Exposure and response prevention (ERP), a form of cognitive-behavioral therapy, is the most effective type of psychotherapy for OCD. Essentially, OCD sufferers are repeatedly exposed to those anxiety-provoking thoughts and situations that they fear, but are prevented from engaging in their compulsive rituals and avoidance behaviors. The basis for ERP allows an individual the opportunity to learn that simply tolerating the obsessions without avoidance or compulsions will gradually lead to reduction in anxiety and extinction of obsessive fears. In turn, the occurrence of obsessions is reduced, and the vicious cycle eventually dissipates. Intensive ERP alone is often effective enough for many individuals with OCD.

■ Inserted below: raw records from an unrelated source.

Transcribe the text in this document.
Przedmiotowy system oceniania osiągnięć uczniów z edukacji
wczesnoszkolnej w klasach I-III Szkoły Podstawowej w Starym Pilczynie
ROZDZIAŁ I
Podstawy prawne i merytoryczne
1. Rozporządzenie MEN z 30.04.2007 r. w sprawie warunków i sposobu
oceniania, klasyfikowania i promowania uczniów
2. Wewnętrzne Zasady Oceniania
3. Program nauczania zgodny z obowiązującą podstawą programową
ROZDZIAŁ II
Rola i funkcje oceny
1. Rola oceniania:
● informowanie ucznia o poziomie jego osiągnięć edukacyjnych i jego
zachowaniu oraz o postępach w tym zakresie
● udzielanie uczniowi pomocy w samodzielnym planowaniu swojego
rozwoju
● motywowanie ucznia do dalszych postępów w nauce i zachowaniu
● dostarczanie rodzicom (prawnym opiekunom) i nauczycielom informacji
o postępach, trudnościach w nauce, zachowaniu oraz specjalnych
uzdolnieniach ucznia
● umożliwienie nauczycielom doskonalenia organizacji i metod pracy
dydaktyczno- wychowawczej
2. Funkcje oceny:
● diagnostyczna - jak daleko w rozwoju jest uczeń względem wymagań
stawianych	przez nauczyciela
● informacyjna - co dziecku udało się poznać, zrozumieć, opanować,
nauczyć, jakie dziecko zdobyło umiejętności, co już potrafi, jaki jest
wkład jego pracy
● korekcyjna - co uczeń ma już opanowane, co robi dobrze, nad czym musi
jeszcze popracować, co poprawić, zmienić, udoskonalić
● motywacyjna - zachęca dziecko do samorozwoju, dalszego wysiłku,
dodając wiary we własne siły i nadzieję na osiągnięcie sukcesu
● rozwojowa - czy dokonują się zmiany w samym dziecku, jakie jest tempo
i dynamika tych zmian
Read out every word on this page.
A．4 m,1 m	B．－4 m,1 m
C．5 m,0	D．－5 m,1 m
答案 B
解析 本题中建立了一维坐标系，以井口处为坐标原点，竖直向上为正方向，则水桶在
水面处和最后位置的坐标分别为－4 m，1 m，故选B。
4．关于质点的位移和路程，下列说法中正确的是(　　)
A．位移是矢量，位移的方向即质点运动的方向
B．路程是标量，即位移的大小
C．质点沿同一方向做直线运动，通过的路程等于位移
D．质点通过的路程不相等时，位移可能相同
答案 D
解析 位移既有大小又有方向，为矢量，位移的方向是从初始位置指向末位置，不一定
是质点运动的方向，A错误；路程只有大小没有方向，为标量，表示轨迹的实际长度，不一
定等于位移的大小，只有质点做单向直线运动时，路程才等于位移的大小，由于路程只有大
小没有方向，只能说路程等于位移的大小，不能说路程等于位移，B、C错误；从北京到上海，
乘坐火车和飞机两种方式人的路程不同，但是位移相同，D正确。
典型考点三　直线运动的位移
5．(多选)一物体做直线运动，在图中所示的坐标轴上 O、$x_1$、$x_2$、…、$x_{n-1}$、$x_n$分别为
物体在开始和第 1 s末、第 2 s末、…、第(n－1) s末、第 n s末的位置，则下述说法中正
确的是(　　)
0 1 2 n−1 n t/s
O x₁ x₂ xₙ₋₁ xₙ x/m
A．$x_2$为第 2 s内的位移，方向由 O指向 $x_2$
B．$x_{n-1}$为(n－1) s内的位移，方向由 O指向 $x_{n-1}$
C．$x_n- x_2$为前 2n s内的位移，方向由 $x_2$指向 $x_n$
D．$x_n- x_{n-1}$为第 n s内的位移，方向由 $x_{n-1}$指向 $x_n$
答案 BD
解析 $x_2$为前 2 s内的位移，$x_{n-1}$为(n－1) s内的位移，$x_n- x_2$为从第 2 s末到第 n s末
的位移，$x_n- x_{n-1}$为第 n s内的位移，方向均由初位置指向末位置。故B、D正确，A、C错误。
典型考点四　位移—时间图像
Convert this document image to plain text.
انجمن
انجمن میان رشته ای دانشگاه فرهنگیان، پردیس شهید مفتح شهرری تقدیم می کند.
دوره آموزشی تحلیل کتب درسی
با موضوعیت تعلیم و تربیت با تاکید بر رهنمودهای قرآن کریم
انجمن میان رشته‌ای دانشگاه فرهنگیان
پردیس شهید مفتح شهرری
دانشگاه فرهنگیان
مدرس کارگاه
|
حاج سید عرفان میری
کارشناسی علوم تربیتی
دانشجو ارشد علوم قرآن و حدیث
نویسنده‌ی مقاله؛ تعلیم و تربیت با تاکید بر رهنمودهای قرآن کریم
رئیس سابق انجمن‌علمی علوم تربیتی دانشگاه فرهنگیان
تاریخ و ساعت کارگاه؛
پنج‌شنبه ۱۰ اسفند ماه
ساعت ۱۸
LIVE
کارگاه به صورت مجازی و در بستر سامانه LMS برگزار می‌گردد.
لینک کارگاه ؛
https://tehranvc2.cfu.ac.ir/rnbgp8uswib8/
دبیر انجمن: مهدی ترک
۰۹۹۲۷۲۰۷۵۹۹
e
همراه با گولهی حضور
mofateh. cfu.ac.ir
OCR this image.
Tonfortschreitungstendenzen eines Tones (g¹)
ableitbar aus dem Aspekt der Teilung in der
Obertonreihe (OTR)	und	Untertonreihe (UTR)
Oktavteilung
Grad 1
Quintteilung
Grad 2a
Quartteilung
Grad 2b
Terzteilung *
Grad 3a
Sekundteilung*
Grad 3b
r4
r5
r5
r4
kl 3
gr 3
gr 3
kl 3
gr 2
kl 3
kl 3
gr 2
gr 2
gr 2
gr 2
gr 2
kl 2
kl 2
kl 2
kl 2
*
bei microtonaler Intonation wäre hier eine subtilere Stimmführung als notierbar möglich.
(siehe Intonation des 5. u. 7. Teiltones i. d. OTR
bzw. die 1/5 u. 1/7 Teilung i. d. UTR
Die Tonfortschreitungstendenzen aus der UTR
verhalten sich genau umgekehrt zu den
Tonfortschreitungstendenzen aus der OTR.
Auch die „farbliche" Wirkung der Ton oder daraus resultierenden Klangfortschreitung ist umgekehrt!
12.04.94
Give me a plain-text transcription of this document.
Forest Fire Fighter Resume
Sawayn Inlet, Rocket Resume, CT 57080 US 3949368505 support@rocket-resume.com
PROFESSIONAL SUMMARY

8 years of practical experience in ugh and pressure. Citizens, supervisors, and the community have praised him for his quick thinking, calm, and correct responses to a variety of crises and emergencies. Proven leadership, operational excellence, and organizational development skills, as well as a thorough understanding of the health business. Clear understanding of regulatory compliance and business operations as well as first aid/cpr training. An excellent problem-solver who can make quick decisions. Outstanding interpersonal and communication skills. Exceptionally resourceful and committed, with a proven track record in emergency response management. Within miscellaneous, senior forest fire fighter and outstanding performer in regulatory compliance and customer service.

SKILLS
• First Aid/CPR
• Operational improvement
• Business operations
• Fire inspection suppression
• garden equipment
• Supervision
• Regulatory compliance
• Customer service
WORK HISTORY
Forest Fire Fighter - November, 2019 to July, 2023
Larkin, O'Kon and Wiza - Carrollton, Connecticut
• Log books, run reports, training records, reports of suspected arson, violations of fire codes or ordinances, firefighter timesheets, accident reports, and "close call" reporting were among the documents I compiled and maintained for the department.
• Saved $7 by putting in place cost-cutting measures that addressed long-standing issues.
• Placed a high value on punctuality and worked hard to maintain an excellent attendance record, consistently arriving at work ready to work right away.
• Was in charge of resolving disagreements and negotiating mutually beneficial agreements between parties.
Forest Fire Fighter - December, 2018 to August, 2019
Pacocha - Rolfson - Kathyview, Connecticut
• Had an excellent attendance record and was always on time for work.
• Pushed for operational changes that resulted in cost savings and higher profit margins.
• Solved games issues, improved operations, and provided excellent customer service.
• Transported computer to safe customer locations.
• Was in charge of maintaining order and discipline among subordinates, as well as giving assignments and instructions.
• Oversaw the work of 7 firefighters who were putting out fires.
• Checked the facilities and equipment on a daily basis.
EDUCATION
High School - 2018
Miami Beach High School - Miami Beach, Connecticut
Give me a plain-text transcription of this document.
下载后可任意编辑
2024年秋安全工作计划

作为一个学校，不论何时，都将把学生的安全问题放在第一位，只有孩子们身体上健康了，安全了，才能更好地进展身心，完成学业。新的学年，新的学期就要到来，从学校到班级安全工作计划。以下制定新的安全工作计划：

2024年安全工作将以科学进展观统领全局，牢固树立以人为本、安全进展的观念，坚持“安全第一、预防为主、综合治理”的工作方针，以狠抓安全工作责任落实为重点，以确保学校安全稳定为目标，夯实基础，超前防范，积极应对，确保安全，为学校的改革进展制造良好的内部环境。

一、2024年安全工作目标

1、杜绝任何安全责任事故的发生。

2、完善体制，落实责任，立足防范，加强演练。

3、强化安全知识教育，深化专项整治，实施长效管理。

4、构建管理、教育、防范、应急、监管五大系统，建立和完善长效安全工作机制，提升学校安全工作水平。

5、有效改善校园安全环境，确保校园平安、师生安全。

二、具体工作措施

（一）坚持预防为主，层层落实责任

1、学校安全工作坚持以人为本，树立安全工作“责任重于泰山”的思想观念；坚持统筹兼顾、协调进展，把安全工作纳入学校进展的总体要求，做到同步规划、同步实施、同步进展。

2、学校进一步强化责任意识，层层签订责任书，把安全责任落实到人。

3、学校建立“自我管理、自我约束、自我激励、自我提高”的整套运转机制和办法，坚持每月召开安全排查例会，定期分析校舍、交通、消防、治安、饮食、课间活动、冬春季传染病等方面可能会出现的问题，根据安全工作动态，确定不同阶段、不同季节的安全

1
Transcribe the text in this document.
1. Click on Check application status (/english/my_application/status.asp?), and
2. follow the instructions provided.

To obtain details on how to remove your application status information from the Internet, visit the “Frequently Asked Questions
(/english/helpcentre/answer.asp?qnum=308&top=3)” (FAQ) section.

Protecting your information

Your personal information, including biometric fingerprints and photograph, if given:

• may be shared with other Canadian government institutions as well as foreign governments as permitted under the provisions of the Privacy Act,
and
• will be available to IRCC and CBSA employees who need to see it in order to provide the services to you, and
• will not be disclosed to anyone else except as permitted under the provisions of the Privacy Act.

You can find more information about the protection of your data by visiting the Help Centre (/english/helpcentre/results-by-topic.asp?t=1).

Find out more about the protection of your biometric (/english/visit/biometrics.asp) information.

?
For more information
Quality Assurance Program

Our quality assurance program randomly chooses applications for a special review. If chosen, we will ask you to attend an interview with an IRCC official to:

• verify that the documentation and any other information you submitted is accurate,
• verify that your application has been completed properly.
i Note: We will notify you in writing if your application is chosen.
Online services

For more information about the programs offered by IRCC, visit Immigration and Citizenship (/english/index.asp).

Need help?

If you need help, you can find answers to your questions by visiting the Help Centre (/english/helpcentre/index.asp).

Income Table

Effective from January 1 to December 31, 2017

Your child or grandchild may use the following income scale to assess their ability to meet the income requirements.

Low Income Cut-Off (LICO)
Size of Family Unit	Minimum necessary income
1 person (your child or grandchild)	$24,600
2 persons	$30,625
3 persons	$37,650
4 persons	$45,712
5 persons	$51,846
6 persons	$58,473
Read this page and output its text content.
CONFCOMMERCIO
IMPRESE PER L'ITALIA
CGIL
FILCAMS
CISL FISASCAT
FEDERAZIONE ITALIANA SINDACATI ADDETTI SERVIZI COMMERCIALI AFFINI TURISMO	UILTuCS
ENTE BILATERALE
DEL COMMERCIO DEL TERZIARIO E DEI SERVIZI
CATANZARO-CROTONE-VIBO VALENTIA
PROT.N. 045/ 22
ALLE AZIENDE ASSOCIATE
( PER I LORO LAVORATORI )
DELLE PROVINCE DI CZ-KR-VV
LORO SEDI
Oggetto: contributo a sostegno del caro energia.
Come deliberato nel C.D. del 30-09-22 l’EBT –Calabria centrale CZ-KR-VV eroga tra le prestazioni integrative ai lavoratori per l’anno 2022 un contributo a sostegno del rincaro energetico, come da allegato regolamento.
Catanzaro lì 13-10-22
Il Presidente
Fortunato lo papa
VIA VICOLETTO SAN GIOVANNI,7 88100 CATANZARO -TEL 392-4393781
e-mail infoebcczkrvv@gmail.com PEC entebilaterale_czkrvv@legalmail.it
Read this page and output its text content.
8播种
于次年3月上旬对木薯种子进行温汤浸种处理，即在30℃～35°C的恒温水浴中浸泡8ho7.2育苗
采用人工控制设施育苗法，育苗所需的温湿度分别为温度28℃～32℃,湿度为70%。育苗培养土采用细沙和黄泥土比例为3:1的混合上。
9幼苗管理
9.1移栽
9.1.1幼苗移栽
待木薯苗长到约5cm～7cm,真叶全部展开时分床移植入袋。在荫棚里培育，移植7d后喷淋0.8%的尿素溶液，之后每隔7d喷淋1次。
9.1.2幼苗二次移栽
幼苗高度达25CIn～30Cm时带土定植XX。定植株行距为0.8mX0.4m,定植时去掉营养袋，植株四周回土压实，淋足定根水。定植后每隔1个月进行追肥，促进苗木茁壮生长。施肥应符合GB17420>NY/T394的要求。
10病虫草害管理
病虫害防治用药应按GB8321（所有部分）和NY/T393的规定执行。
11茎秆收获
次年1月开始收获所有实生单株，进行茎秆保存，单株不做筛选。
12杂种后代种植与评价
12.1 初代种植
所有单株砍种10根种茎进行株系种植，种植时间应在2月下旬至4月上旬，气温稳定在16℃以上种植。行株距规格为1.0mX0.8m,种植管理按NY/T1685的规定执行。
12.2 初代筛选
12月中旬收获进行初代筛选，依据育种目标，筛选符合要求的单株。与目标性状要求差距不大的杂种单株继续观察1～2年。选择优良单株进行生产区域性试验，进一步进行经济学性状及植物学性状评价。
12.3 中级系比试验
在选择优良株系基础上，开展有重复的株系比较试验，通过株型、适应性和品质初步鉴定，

OCD treatment using certain medications may be beneficial, but generally is not as effective as intensive ERP. Medications considered for the treatment of OCD are usually antidepressants known as selective serotonin reuptake inhibitors (SSRIs), which are often effective without severe side effects. These SSRIs, which include fluvoxamine (Luvox), fluoxetine (Prozac), sertraline (Zoloft), and paroxetine (Paxil) increase the serotonin available in the brain. Clomipramine (Anafranil), a tri-cyclic antidepressant, is another Food and Drug Administration-approved OCD medication that is more effective than SSRIs but has unpleasant side effects. In more resistant cases of OCD, an SSRI and clomipramine may be combined. Finally, although psychotherapy using ERP is commonly integrated with the use of medication, this treatment combination has not been established as generally superior to intensive ERP alone.